On the other end of the floor, his impact is a bit harder to quantify.
The Blazers actually allowed 0.6 more points per 100 possessions when Matthews was on the court last season, and that doesn't seem to be an aberration. In 2012-13, Portland's defense gave up an additional 3.4 points over the same span when he was playing. Hard as it may be to believe given his stellar reputation, Matthews has only had a positive on/off defensive impact twice during his five NBA seasons.
82games.com tells a tale that falls more in line with Matthews' claim, though. During this past go-round, he held opposing 2-guards to a player efficiency rating of just 12.9, a mark well below the league average of 15.
"I'm never going to be the type that gets gaudy numbers to make an All-Defensive team," the Portland shooting guard also explained to Gundersen, and that's a key point.
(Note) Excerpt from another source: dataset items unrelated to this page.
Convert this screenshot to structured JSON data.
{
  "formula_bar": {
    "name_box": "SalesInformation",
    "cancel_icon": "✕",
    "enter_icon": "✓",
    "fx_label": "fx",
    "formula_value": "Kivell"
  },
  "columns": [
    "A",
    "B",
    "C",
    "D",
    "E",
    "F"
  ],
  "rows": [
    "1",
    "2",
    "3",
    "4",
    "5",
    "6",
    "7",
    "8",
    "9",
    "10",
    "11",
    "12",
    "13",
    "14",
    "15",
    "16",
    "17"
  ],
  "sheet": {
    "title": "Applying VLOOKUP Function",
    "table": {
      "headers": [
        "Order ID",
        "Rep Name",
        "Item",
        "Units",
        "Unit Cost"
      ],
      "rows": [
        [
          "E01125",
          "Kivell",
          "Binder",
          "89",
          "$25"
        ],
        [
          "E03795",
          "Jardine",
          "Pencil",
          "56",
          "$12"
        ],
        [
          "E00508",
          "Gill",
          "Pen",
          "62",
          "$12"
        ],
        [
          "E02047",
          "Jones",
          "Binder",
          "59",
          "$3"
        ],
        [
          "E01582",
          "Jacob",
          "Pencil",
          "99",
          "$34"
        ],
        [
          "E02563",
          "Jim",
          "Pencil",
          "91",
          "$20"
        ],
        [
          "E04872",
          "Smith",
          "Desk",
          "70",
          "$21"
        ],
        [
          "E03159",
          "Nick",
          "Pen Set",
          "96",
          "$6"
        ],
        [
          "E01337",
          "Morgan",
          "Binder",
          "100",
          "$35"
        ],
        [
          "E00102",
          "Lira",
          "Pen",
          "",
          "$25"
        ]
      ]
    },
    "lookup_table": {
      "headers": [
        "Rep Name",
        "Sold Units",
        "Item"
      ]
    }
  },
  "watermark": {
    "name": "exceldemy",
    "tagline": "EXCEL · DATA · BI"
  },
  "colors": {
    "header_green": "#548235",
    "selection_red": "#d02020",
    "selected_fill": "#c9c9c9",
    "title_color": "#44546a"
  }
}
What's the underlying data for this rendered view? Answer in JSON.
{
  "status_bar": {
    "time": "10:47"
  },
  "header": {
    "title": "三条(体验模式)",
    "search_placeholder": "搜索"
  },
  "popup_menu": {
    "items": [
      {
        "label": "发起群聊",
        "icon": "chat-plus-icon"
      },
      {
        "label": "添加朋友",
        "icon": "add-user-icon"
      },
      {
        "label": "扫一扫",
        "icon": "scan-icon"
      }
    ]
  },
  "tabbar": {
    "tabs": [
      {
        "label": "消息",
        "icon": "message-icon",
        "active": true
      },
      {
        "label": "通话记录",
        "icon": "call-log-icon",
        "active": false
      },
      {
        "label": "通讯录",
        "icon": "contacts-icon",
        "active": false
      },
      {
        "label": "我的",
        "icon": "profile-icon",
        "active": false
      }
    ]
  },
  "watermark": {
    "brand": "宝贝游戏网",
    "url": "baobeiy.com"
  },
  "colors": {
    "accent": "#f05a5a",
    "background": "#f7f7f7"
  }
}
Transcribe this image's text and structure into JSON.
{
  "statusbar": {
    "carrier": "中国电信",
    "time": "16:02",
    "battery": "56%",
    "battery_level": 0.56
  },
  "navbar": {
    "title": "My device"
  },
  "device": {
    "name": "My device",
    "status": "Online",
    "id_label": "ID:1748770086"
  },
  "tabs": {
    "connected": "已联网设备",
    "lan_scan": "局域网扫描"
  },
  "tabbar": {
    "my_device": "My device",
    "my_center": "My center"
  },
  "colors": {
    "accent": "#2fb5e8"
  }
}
Matthews is a selfless team defender, and that doesn't always allow him to shine as an individual, even if he passes the eye test with flying colors, most of which are red, black, silver and white.
But what about his claim? Is he really the best two-way 2-guard in the Association?
Well, what does that even mean? Every single shooting guard plays both ends of the court, even if they aren't particularly good at either offense or defense.
If you're looking for a true two-way player, you have to turn to a sport like football, one in which the vast majority of players don't physically line up on both sides of the ball. Charles Woodson during his Michigan days stands out as a great example, as he primarily played cornerback but also returned kicks and occasionally lined up as a wide receiver.
So, does Matthews mean he's the best shooting guard in the NBA?
I hope not, or else plenty of players should come running to their own defenses. When I ranked the league's best at that position in mid-September, Matthews received an honorable mention, and he's simply not close to being in the same tier as James Harden, Dwyane Wade, a healthy Kobe Bryant, DeMar DeRozan or Monta Ellis.
By this definition, isn't Harden the league's best two-way 2-guard?
He might avoid playing defense on many possessions (though his negative reputation has grown too much and doesn't give him enough credit for the trips down the court where he commits himself), but he still maintains a physical presence on both ends of the floor. His offense is more than good enough to trump his defensive deficiencies.
Even if Matthews means that he's the best shooting guard who excels on both sides, his statement is still an inaccurate one. DeRozan, Arron Afflalo, Lance Stephenson—who Gundersen discounts for "on-court behavior"—and Klay Thompson all have better arguments.
There's no doubt Matthews is moving up the ranks of players at his position, something he'll continue to do during this contract season, hopefully while shedding the underrated tag that he deserves to carry right now. Portland is set to continue doing the same in the West, and this particular shooting guard will inevitably play a large part in that quest for the top of the 2014-15 standings.
Maybe he'll eventually get to the top of the shooting guard heap, but he's not there yet. No matter how you define two-way 2-guards, he's still got some catching up to do.